He is a convinced democrat and a sentimental democrat. His conviction forms a solid basis for his sentiment, and his sentiment kindles to a white heat his conviction. His conviction makes him turn a deaf ear to every objection, his sentiment inspires him with hatred for his adversary. For him the man who is not a democrat is wrong, and further, to him an object of hatred. In his eyes the distance between himself and the aristocrat is as the distance between truth and error, nay between good and evil, between honour and dishonour. The schoolmaster is the fanatic vassal of democracy.

Then, as he is a man of one idea, he is single-minded, narrowly logical, and logical to the utmost extreme. He goes straight forward where his argument leads. An idea which admits neither qualification nor question can go far in a very short space of time. And the schoolmaster drives all his democratic principles to their natural and logical conclusion.

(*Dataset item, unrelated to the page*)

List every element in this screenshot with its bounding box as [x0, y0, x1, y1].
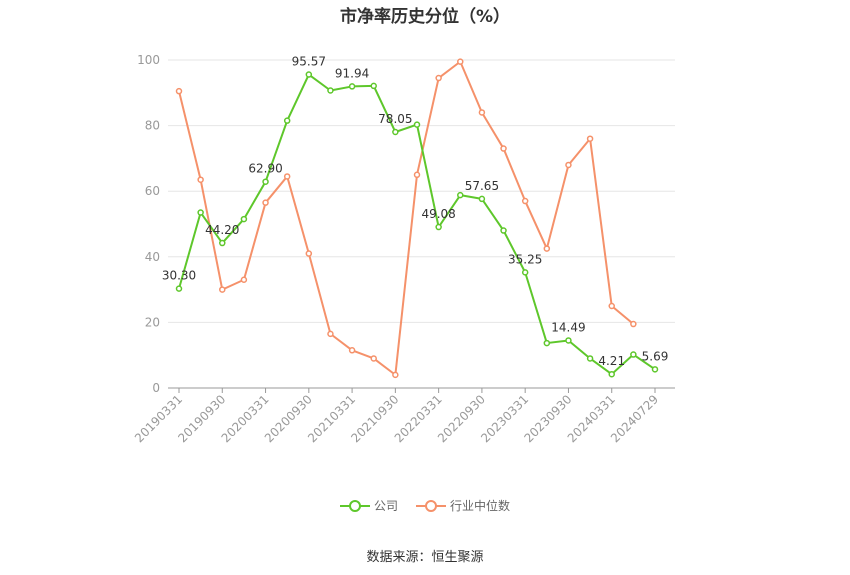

He develops these principles and all that they imply by the sheer force of what he calls his "reasoning reason," and it appears to him to be not only natural but salutary to seek their realisation. Everything of which the principle is good is good itself, and no one but Montesquieu could ever believe that an institution could be ruined by the excess of the principle in which its merit consists.

The schoolmaster, therefore, deduces their logical consequences from the two great democratic principles, the sovereignty of the nation, and equality; he deduces them rigorously, and arrives at the following conclusions.

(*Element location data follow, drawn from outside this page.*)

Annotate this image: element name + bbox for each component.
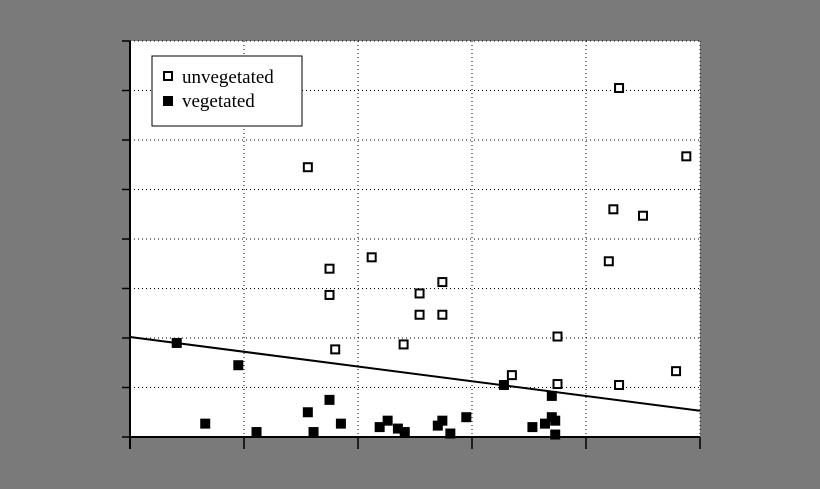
trend-line <box>129 336 701 412</box>
unvegetated-point <box>366 252 377 263</box>
vegetated-point <box>233 360 244 371</box>
vegetated-point <box>392 423 403 434</box>
unvegetated-point <box>614 380 625 391</box>
unvegetated-point <box>681 151 692 162</box>
vegetated-point <box>445 428 456 439</box>
unvegetated-point <box>398 339 409 350</box>
vegetated-point <box>308 427 319 438</box>
axes <box>122 40 701 449</box>
legend-box <box>151 55 303 127</box>
vegetated-point <box>539 418 550 429</box>
unvegetated-point <box>638 210 648 221</box>
unvegetated-point <box>324 263 335 274</box>
vegetated-point <box>171 337 182 348</box>
vegetated-point <box>550 415 561 426</box>
vegetated-point <box>461 412 472 423</box>
vegetated-point <box>200 418 211 429</box>
vegetated-point <box>324 394 335 405</box>
legend-marker-unvegetated <box>163 71 173 81</box>
unvegetated-point <box>506 370 517 381</box>
vegetated-point <box>498 380 509 391</box>
trend-line-layer <box>129 336 701 412</box>
unvegetated-point <box>324 289 335 300</box>
unvegetated-point <box>414 288 425 299</box>
vegetated-point <box>437 415 448 426</box>
unvegetated-point <box>437 309 448 320</box>
vegetated-point <box>382 415 393 426</box>
unvegetated-point <box>330 344 341 355</box>
data-points <box>171 83 692 440</box>
unvegetated-point <box>437 277 448 288</box>
legend-label-unvegetated: unvegetated <box>182 67 274 88</box>
unvegetated-point <box>552 379 563 390</box>
unvegetated-point <box>414 309 425 320</box>
unvegetated-point <box>671 366 682 377</box>
vegetated-point <box>374 422 385 433</box>
legend: unvegetated vegetated <box>151 55 303 127</box>
unvegetated-point <box>302 162 313 173</box>
vegetated-point <box>302 407 313 418</box>
vegetated-point <box>546 390 557 401</box>
legend-marker-vegetated <box>163 96 173 106</box>
unvegetated-point <box>552 331 563 342</box>
vegetated-point <box>399 427 410 438</box>
vegetated-point <box>550 429 561 440</box>
vegetated-point <box>527 422 538 433</box>
unvegetated-point <box>603 256 614 267</box>
legend-label-vegetated: vegetated <box>182 91 255 112</box>
unvegetated-point <box>614 83 625 94</box>
unvegetated-point <box>608 204 619 215</box>
vegetated-point <box>251 427 262 438</box>
vegetated-point <box>335 418 346 429</box>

The people alone is sovereign. Therefore, though there can be individual liberty and liberty of association, there ought to be only such individual liberty and liberty of association as the people permits. Liberty cannot be and ought not to be anything more than a thing tolerated by the sovereign people. The individual may think, speak, write, and act as he pleases, but only so far as the people will allow him; for if he can do these things with absolute freedom, or even with limitations which are not imposed by the people, he becomes the sovereign power, or the power which fixed the limits of his freedom becomes the sovereign, and the sovereignty of the people disappears.

This brings us back to the simple definition that liberty is the right to do what we please within the limits of the law. And who makes the law? The people. Liberty is then the right to do everything which the people permits us to do. Nothing more; if we attempt to go beyond this, the sovereignty of the individual begins, and the sovereignty of the people disappears.

—But to have liberty to do only what the people permits, this is to be free as we were under Louis XIV.—and that is not to be free at all!

So be it. There will indeed be no liberty unless the law permit it. Surely you do not wish to be free in opposition to the law?

—The law may be tyrannical. It is tyrannical if it is unjust.—

The law has the right to be unjust. Otherwise the sovereignty of the people would be limited and this must not be.